A well-designed IR must satisfy three properties:

  • Precision: it must faithfully represent the source program without losing information.
  • Independence: it must be decoupled from both the source language and the target architecture.
  • Optimization-friendliness: it must expose program structure in a form that allows transformations such as constant folding, dead-code elimination, and data-flow analysis.

Decoupling the front-end (source language parsing) from the back-end (machine code generation) through an IR is what makes compilers modular and portable. A single back-end can serve multiple source languages, and a single front-end can target multiple architectures.

Forms of IR

IRs are classified by their level of abstraction.

Hierarchical (High-Level)

Hierarchical IRs stay close to the structure of the source code and are typically tree-shaped. The canonical example is the Abstract Syntax Trees (ASTs) produced during the parsing phase. ASTs preserve program structure and are well-suited to semantic analysis, type checking, and early-stage transformations.

Flat (Mid and Low-Level)

Flat IRs resemble an abstract assembly language where each instruction performs a single operation.
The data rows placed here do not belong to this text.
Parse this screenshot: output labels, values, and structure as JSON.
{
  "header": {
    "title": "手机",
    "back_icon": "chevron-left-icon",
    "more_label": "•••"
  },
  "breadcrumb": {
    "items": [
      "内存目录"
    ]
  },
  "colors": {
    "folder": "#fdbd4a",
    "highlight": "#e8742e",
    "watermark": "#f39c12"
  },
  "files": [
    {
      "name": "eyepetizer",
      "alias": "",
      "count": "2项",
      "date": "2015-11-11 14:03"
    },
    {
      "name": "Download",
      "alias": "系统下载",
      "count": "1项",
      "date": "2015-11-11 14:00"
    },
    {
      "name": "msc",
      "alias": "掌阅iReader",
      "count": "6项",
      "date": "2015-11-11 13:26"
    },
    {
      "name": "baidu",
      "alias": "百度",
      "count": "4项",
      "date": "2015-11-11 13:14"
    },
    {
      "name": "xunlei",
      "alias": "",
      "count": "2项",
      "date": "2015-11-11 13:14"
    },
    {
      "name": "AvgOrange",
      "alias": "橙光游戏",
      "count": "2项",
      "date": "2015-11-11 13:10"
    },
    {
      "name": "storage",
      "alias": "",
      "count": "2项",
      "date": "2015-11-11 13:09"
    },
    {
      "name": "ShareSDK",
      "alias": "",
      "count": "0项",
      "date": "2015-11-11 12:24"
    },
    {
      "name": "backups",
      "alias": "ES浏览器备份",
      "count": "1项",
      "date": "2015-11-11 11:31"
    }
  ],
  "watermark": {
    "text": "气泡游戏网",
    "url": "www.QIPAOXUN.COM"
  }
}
  • Three-address code (TAC): each instruction has at most three operands. This is one of the most common flat IR forms.

    t1 = 4 * y
    t2 = x < t1
    if t2 goto L1
    
  • Stack-based (RPN): operations push and pop from a stack rather than naming temporaries. This is the model used by WebAssembly and Java bytecode, both of which are low-level IRs designed for portable virtual machines.

Graphical

Graphical IRs represent the program as a directed graph, enabling more powerful analyses.

  • Control Flow Graph (CFG): nodes are basic blocks; edges represent possible execution paths.
  • Data Flow Graph (DFG): edges represent data dependencies between operations.
  • Regionalized Value State Dependence Graph (RVSDG): a data-centric IR suited to modern optimizing compilers, making parallelism and side-effect ordering explicit.

Concrete Examples

IRContext
LLVM IRUsed by Clang, Rust, Swift, and others. Exists as human-readable text and binary bitcode.
GIMPLE / GENERICTwo IRs used internally by GCC at different compilation stages.
Java bytecodeExecuted by the JVM; a portable, stack-based low-level IR.
Common Intermediate Language (CIL)Used by the .NET runtime (CLR).
C as IRLanguages like Nim and Vala compile to C, using C itself as a portable IR before final compilation.
MLIRMulti-Level Intermediate Representation from the LLVM project; supports multiple abstraction levels in the same framework.

Advantages

  • Portability: the same back-end optimizations apply across all source languages that share an IR.
  • Reusability: analyses and transformations (profiling, static analysis, debugging) are written once against the IR.
  • Modularity: front-ends and back-ends can evolve independently as long as they agree on the IR contract.